The Buckingham County School Board voted 6-1 Wednesday, Jan. 13, to approve a plan to get students back into classrooms.

But that plan is contingent on the possibility that COVID-19 data will trend downward in the coming months.

During a Wednesday afternoon school board meeting, Buckingham County Public Schools Superintendent Dr. Daisy Hicks told the board Buckingham County had been on a downward trend of new coronaviruses over the previous eight days, noting the county had 75 active cases, 39 of which were in facilities such as prisons and nursing homes, as of Jan. 13.

Daisy Hicks

Hicks presented the board with findings obtained from a survey recently distributed to school staff in which employees were asked if they felt a hybrid learning model should be offered for families.

Of the 211 staff who responded to the survey, 62 strongly disagreed with the idea of a hybrid model implementation, 45 disagreed, 44 were neutral, 29 agreed and 31 strongly agreed.

When asked if they would feel safe coming to work for hybrid learning, 59 staff strongly disagreed, 50 disagreed, 32 felt neutral, 45 agreed and 25 strongly agreed.

Thirty employees reported having medical conditions which would inhibit them from returning to work should in-person classes commence.

Hicks explained that since September the school has had a total of 22 employees/students who have had confirmed cases of the coronavirus. She added since September 45 staff members have had to quarantine due to COVID-19 for a cumulative total of 279 days, remarking that a similar trend if seen in the future could lead to difficulty in finding and bringing in teachers to substitute.

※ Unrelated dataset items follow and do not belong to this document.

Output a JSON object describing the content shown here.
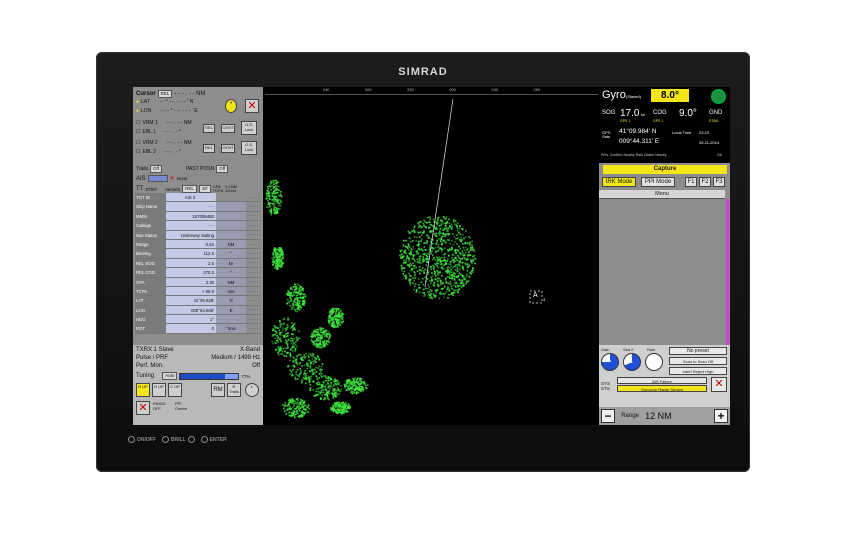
{
  "brand": "SIMRAD",
  "bezel_buttons": [
    "ON/OFF",
    "BRILL",
    "ENTER"
  ],
  "left": {
    "cursor_label": "Cursor",
    "rel": "REL",
    "cursor_val": "- - - . - - NM",
    "lat_label": "LAT",
    "lon_label": "LON",
    "lat_val": "- - ° - - . - - - ' N",
    "lon_val": "- - - ° - - . - - - ' E",
    "vrm1": "VRM 1",
    "ebl1": "EBL 1",
    "vrm2": "VRM 2",
    "ebl2": "EBL 2",
    "vrm_val": "- - - . - - NM",
    "ebl_val": "- - - . - °",
    "cent": "CENT",
    "os_lock": "O.S. Lock",
    "trails": "Trails",
    "trails_off": "Off",
    "past_posn": "PAST POSN",
    "past_off": "Off",
    "ais": "AIS",
    "none": "None",
    "tt": "TT",
    "stby": "STBY",
    "vectors": "Vectors",
    "vector_rel": "REL",
    "vector_min": "10'",
    "cpa": "CPA",
    "tcpa": "TCPA",
    "cpa_val": "0.1NM",
    "tcpa_val": "10min",
    "tgt_id_label": "TGT ID",
    "tgt_id_val": "AIS 3",
    "table": [
      {
        "k": "Ship Name",
        "v": "- - -",
        "u": ""
      },
      {
        "k": "MMSI",
        "v": "247099460",
        "u": ""
      },
      {
        "k": "Callsign",
        "v": "- - -",
        "u": ""
      },
      {
        "k": "Nav Status",
        "v": "Underway Sailing",
        "u": ""
      },
      {
        "k": "Range",
        "v": "0.64",
        "u": "NM"
      },
      {
        "k": "Bearing",
        "v": "112.6",
        "u": "°"
      },
      {
        "k": "REL SOG",
        "v": "2.5",
        "u": "kn"
      },
      {
        "k": "REL COG",
        "v": "270.3",
        "u": "°"
      },
      {
        "k": "CPA",
        "v": "3.30",
        "u": "NM"
      },
      {
        "k": "TCPA",
        "v": "+ 99.9",
        "u": "min"
      },
      {
        "k": "LAT",
        "v": "41°05.628'",
        "u": "N"
      },
      {
        "k": "LON",
        "v": "009°54.668'",
        "u": "E"
      },
      {
        "k": "HDG",
        "v": "1°",
        "u": ""
      },
      {
        "k": "ROT",
        "v": "0",
        "u": "°/min"
      }
    ],
    "dashes": "- - - -",
    "txrx": "TXRX 1 Slave",
    "band": "X-Band",
    "pulse": "Pulse / PRF",
    "pulse_val": "Medium / 1499 Hz",
    "perf": "Perf. Mon.",
    "perf_val": "Off",
    "tuning": "Tuning",
    "auto": "Auto",
    "tuning_pct": "77%",
    "tuning_level": 77,
    "n_up": "N UP",
    "h_up": "H UP",
    "c_up": "C UP",
    "rm": "RM",
    "r_trails": "R Trails",
    "rings": "RINGS",
    "rings_off": "OFF",
    "ppi": "PPI",
    "centre": "Centre"
  },
  "radar": {
    "scale": [
      "240",
      "300",
      "330",
      "000",
      "030",
      "060"
    ],
    "target_label": "A",
    "target_num": "3"
  },
  "right": {
    "gyro": "Gyro",
    "gyro_sub": "(Slaved)",
    "heading": "8.0°",
    "sog": "SOG",
    "sog_val": "17.0",
    "sog_unit": "kn",
    "cog": "COG",
    "cog_val": "9.0°",
    "gnd": "GND",
    "stab": "STAB",
    "gps_src": "GPS 1",
    "gps_sats": "GPS Sats",
    "lat": "41°09.984' N",
    "lon": "009°44.311' E",
    "local_time_label": "Local Time",
    "local_time": "22:23",
    "date": "26-11-2014",
    "status": "Prev. Conflict: Nearby Rain Clutter Nearby",
    "status_num": "2/6",
    "capture": "Capture",
    "irk_mode": "IRK Mode",
    "ppi_mode": "PPI Mode",
    "f1": "F1",
    "f2": "F2",
    "f3": "F3",
    "menu": "Menu",
    "gain": "Gain",
    "sea": "Sea 2",
    "rain": "Rain",
    "gain_val": "A",
    "sea_val": "68",
    "no_preset": "No preset",
    "scan": "Scan to Scan Off",
    "interf": "Interf Reject High",
    "sys": "SYS STS",
    "ais_failure": "AIS Failure",
    "gyro_failure": "Gyrocmp Radar Sensor",
    "range_label": "Range",
    "range_val": "12 NM",
    "minus": "−",
    "plus": "+"
  },
  "colors": {
    "accent_yellow": "#f3e616",
    "radar_green": "#3ee83e",
    "panel_gray": "#8d8d8d"
  }
}
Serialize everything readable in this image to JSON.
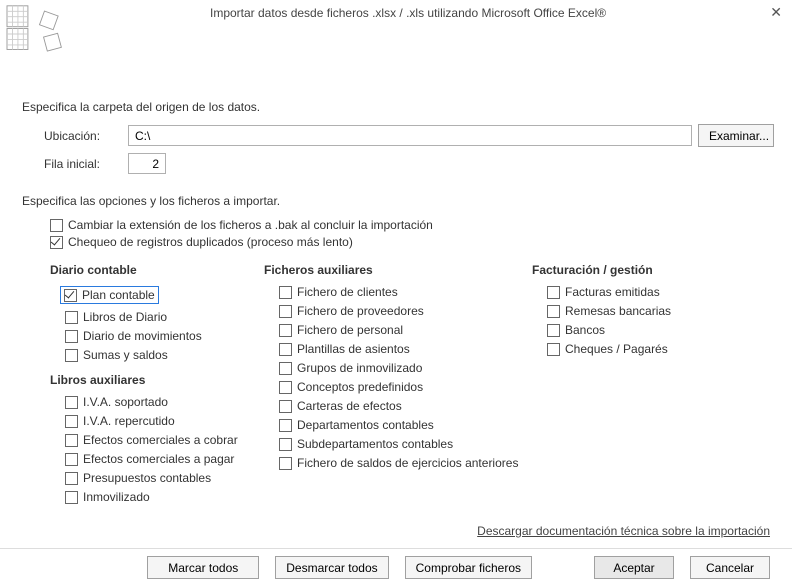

Hicks said she did feel there was light at the end of the tunnel, noting that Phase 1b of COVID-19 vaccination was scheduled to begin in the Piedmont Health District Tuesday, Jan. 19.

Hicks then explained to board members the plan she would like to see initiated provided that data continues to trend downward for the county.

According to Hicks, the school district’s plan is to begin on Jan. 19 to bring back students with disabilities which require in-person instruction. Beginning Jan. 25 the district hopes to provide in-person instruction as needed for students who failed the first semester of school as well as CTE (Career and Technical Education) students who need hands-on help.

On Feb. 1, dependent on continued downward trends in cases, the school district is likely to move into Phase 2 of hybrid learning in which students Pre-K through fifth grade return to school two days a week.

Beginning March 1, data permitting, the school will move into Phase 3 to allow fifth-grade students and below to attend school in-person four days a week and grades six through 12 to attend school two days a week. Families will still be able to opt-in for virtual-only instruction.

The motion was made by District 2 School Board Member Rachel Castello-Dunn and seconded by District 4 Rep Joii Goodman.

The motion passed 6-1 with only Jacqueline Newton of District 1 voting no.